Les humeurs d’un continent
L’historien Ian Kershaw délivre ici une magistrale leçon d’histoire du temps présent, sur l’Europe de ces soixante dernières années.
★★★☆☆
L’ÂGE GLOBAL. EUROPE, DE 1950 À NOS JOURS (THE GLOBAL AGE. EUROPE 1950-2017) PAR IAN KERSHAW, 736 P., SEUIL, 26 €
Jusqu’où ira l’historien britannique Ian Kershaw (76 ans) dans sa course du temps ? Étudiant en histoire médiévale à Oxford, il a bifurqué vers l’histoire du nazisme après un séjour en Allemagne. Puis il a publié une biographie monumentale de Hitler en deux tomes, s’assurant une renommée mondiale. Aujourd’hui, il achève une histoire contemporaine de l’Europe jusqu’en 2017. Il s’autorise même un dégagement prospectif sur la « nouvelle ère d’insécurité » : système bancaire en crise ; Brexit ; tentations autoritaires et populistes ; changement climatique – un défi mondial ; migrations et multiculturalisme ; disparités croissantes de revenus ; insécurité, entre attentats islamistes et cyberattaques… « La seule certitude est l’incertitude »,
conclut-il avec modestie, au terme de ce pavé qui se lit comme un page turner. « Le passé est un prologue », observe un personnage de Shakespeare. Celui de Kershaw débutait, dans un premier volume, avec la Première Guerre mondiale et s’achevait au début de la guerre froide. Europe en enfer se poursuit ainsi avec ce second tome, L’Âge global.
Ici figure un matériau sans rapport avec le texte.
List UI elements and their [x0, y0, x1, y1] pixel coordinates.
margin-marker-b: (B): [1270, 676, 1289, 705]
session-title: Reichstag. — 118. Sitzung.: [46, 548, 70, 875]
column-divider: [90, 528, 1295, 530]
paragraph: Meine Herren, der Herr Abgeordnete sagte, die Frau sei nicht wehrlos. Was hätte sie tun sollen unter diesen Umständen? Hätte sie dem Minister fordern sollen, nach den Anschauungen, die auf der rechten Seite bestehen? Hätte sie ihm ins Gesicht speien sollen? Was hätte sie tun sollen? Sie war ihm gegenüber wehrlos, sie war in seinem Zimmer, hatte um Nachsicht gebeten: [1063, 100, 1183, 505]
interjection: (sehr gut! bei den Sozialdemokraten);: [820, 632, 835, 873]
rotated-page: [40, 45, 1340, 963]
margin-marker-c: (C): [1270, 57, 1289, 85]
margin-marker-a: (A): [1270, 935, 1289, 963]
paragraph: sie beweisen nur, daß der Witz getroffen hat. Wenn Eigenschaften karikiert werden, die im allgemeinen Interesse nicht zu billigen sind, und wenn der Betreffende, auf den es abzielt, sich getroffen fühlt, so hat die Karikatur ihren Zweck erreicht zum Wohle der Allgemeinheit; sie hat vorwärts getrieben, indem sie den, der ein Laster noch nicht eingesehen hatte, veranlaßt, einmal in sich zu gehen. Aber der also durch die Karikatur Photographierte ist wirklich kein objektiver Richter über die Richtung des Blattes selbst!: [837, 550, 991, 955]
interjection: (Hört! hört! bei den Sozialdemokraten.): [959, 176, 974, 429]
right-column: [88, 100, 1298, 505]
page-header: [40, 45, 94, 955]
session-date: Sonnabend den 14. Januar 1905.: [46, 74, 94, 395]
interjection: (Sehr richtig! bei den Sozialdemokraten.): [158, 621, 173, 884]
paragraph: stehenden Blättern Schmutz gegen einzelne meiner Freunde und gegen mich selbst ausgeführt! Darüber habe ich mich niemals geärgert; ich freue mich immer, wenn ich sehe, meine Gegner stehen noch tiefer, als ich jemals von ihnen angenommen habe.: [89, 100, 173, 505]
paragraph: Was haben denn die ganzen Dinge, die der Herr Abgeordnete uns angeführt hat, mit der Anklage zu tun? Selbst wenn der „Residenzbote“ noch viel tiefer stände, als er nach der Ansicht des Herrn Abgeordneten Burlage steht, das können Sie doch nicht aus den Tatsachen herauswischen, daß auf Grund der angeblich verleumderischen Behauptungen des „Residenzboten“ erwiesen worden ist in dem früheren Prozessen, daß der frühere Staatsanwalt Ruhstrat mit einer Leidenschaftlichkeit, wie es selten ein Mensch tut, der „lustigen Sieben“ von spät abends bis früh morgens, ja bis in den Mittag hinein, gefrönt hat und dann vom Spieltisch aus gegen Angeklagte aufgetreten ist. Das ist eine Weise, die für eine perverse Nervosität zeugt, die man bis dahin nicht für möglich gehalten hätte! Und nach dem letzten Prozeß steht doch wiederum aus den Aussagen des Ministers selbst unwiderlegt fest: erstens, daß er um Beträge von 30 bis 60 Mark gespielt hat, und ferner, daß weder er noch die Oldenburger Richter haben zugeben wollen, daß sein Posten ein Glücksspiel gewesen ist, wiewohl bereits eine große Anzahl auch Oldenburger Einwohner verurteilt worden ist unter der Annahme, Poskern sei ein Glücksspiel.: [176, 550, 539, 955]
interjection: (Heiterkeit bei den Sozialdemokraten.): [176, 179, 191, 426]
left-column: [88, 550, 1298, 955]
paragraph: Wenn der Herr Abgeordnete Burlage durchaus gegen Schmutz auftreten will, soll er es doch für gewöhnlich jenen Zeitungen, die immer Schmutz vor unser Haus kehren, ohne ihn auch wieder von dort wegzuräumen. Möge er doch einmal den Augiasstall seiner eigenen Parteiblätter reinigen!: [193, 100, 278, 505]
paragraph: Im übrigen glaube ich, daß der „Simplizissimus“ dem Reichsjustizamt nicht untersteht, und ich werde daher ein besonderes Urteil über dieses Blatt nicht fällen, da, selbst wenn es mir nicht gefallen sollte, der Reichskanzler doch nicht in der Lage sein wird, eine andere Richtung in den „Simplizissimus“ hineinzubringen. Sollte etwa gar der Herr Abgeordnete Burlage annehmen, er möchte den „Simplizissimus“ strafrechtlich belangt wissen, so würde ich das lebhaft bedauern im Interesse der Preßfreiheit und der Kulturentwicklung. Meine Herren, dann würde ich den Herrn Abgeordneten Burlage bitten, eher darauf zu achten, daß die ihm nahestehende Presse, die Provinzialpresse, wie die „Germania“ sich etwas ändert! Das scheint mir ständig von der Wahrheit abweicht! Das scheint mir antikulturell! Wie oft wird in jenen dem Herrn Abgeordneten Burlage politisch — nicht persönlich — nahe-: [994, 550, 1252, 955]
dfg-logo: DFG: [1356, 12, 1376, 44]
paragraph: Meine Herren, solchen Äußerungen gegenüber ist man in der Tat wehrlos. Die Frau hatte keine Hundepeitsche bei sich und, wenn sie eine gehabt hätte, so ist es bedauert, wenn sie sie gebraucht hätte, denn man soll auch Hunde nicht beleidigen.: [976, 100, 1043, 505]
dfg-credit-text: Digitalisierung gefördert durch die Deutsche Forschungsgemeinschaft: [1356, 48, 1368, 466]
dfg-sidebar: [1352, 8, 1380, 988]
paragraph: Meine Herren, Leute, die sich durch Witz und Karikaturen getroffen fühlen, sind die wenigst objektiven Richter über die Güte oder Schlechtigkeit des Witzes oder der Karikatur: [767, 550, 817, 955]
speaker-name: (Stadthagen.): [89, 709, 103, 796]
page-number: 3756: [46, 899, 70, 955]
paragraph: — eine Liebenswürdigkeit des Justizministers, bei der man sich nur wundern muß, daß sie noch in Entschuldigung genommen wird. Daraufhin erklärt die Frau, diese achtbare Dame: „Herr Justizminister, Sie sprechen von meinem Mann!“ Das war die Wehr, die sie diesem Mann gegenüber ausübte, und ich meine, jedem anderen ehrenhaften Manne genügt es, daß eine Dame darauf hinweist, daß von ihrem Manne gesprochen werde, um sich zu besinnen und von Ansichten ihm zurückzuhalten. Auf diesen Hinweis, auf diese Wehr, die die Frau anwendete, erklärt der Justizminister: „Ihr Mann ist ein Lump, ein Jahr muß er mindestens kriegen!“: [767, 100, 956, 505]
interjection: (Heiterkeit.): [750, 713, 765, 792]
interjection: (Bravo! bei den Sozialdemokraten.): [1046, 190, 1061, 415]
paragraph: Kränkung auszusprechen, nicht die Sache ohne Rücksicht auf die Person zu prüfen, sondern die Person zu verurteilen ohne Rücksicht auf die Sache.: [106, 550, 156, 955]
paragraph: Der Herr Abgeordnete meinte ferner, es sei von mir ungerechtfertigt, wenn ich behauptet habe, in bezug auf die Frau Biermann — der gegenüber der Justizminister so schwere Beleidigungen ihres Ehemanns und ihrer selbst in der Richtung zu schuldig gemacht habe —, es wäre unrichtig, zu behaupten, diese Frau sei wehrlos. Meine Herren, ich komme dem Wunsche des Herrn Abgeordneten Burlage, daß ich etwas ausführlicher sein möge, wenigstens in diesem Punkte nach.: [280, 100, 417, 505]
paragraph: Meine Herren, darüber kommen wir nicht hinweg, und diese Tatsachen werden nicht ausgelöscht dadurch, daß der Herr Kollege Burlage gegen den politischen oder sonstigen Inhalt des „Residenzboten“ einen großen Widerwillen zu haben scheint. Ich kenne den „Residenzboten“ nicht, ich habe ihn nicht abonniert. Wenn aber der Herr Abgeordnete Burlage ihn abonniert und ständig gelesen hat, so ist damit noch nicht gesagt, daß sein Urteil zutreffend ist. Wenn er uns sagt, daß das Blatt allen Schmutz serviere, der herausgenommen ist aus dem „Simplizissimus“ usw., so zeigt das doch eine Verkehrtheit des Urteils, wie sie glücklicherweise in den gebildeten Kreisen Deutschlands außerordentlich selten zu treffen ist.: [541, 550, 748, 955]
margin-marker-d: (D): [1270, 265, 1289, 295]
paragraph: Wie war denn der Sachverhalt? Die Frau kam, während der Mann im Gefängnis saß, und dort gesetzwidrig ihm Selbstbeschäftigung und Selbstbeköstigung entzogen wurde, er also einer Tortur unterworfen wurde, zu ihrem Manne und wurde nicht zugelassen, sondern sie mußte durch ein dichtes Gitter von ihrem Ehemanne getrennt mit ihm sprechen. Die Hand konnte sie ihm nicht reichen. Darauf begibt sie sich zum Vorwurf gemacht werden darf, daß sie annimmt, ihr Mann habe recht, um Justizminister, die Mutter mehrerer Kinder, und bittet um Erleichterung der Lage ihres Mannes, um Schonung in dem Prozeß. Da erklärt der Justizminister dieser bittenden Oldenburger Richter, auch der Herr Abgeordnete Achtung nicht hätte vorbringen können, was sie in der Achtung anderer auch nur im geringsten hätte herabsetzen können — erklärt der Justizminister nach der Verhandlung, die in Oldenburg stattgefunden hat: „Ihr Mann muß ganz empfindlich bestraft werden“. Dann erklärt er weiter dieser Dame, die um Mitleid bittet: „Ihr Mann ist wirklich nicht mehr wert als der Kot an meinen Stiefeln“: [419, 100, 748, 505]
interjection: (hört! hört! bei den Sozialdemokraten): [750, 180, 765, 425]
Ce récit chronologique met en exergue les « hauts et les bas » du continent, comme le souligne le titre anglais, Roller-Coaster : littéralement « montagnes russes » . L’expression semble plus pertinente pour évoquer une Europe marquée pour la première fois par une paix durable, malgré le sang versé en Yougoslavie, Irlande du Nord et en Espagne, et, aujourd’hui, par le terrorisme islamiste. Le constat est tout autant balancé sur l’économie, où la prospérité globale est entachée par les excès du « turbo-capitalisme » et par l’apparition d’un nouveau « précariat ». Ou encore, sur la construction européenne, incapable de « créer un authentique sentiment d’identité européenne » , tandis que l’État- nation, donné pour moribond, recouvre une nouvelle vigueur. L’histoire du temps présent est un exercice parsemé de chausse-trappes. Ian Kershaw a su les éviter en n’entamant jamais sa passion de la nuance.